Thursday, January 26, 2012

Crooked Buildings Cityscapes

Using the work of James Rizzi, our local architect, Frank Gehry, and of course, the Leaning Tower of Pisa, as inspiration, 5th graders created a fanciful, foam core cityscape. This idea was born last Spring when I was given what seemed like A MOUNTAIN of foam core scraps and wanted to find a way to use them. I was also enchanted with the work of Rizzi and Gehry, so this project seemed like a natural.

Students began with one large, one medium and one small foam core building and a background of illustration board. I asked that they alternate warm and cool colors, their background color determining the order of their colors. On Day #1, students painted the buildings, windows and cars (which were optional).

I thought about having this as an alternate background -- 3 horizontal strips of foam core, but decided to stay with the single board because of time restraints.
Then, switching to small brushes, they painted line or dot designs on their background.
These are on the drying racks.
On Day #2, this week, using small brushes and straws as stamps, students added details to their work using flourescent and gold paint. They outlined windows with markers and had the option of collaging small areas of silver foil and pictures of faces from magazines.

The layers of foam core were glued on top of each other, giving each piece a lot of depth. I did have one moment of panic when the larger buildings started to curl and not lay flat with the liquid glue (the smaller ones were fine). Fortunately I had a glue gun and a full bag of sticks, so I could reinforce their work by zapping them with hot glue. Disaster averted!! The Glue All worked fine for everything else.

I ABSOLUTELY LOVED watching the kids create these whimsical cityscapes and overheard one little guy saying, "I just love my city!!" This was a great springboard for discussion about color, repetition, balance and size. It was also one of those "no-fail" projects where ALL the results would look fabulous framed and hanging on a wall! The last class had a few extra minutes and we looked at an architectural ABC book I have that generated even more discussion. I would do this lesson again in a nanosecond!!!!


  1. these are fun!!! I'm doing a Rizzi lesson with my 4th grade right now...tryin' to relax a little after reviewing 1 point & introducing 2 point perspective over the past few weeks. THEY LOVE IT!

  2. These are so whimsical and fun!What an original lesson to honor Rizzi and Gehry. Fantastic Christie!

  3. They came out great, Christie! I've been waiting to see what your Rizzi project would look like.

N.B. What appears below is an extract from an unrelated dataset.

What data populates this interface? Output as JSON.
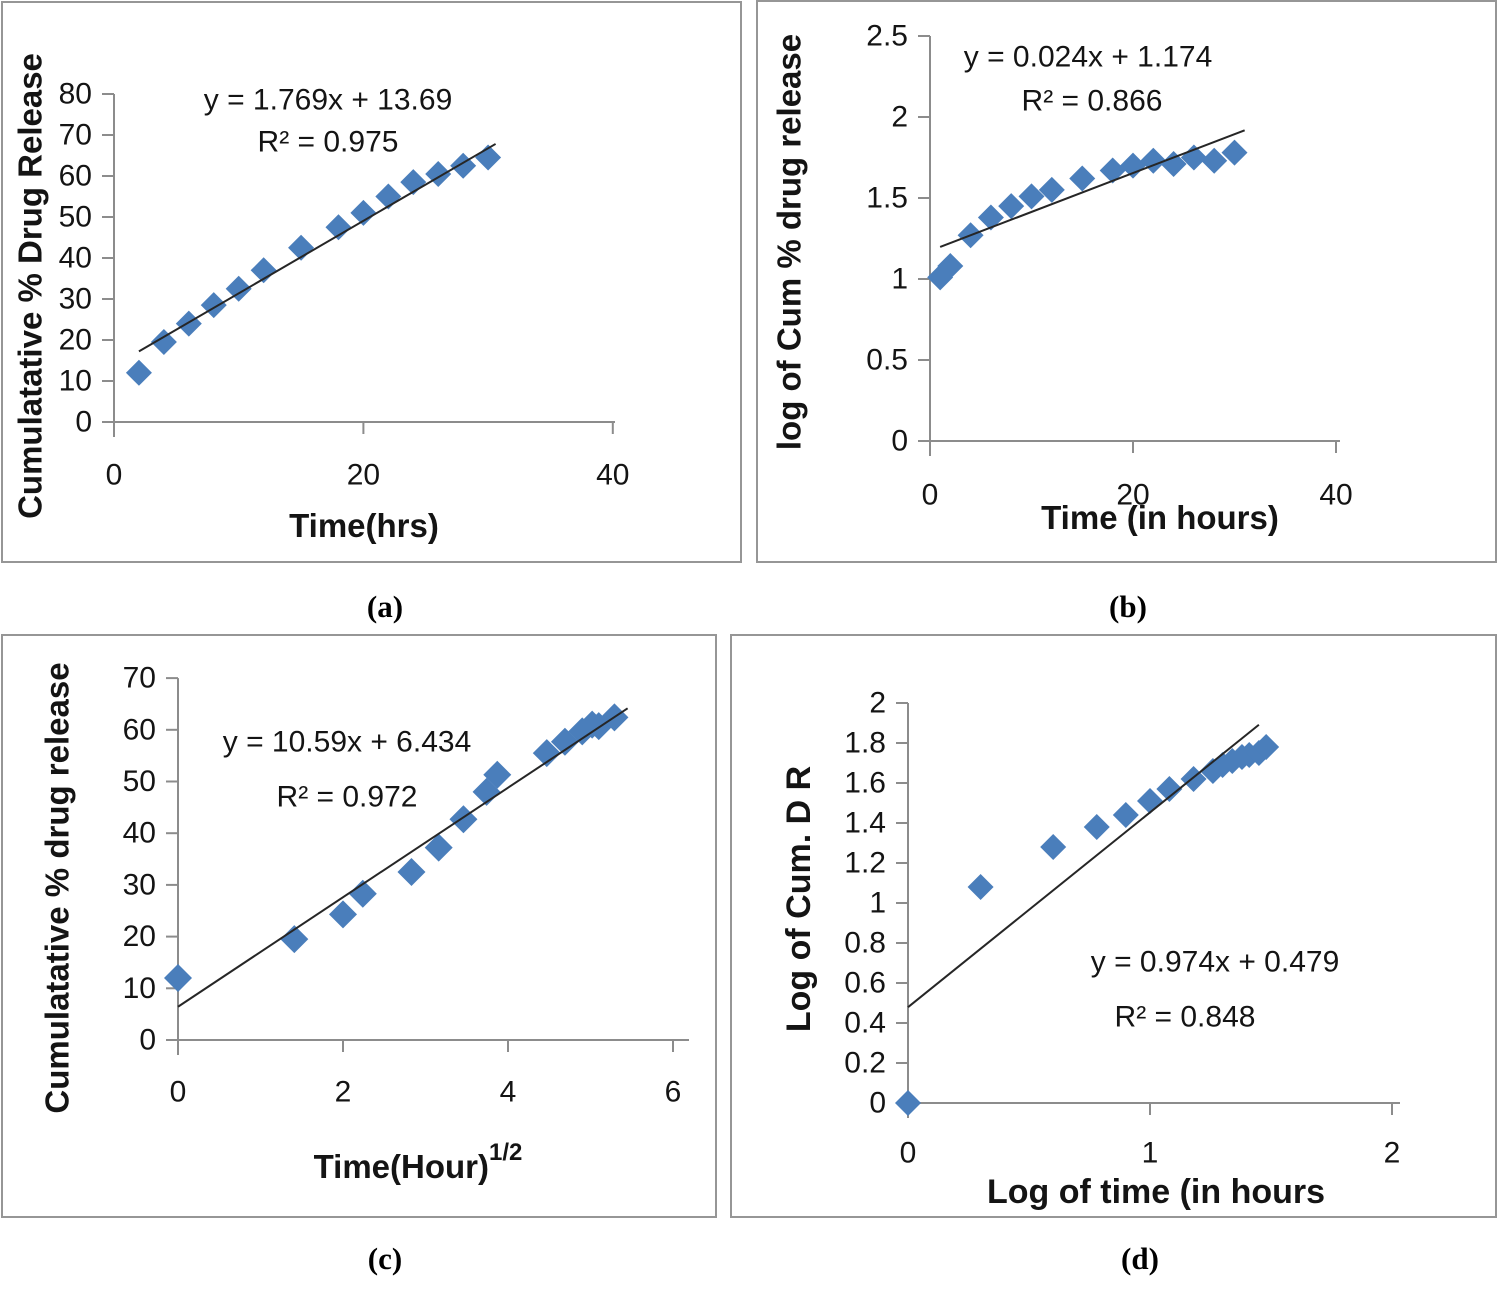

    You must have spent forever cutting all those interesting shapes from your foam core. (Mine were all hacked up on the paper cutter but your shapes are way more complex so you must have hand-cut each piece individually.)

    I bet the kids really enjoyed this project!

  4. They LOVED it Phyl. I don't think it really took that long (although it was last June, so the memory has faded!)
    I kept a really sharp blade and a lot of the foam core came already cut to suitable sizes, so I could just do a diagonal roof line and then odd diagonals to break up the buildings. As I recall, I put on the TV, had a good cup of Starbucks and just started hacking away. Before I knew it, I was done!! Whatever it took, it was WELL worth it for the enjoyment we all had!!

  5. These are AWESOME! I love the colors and patterns! :)

  6. Your students did a fantastic job.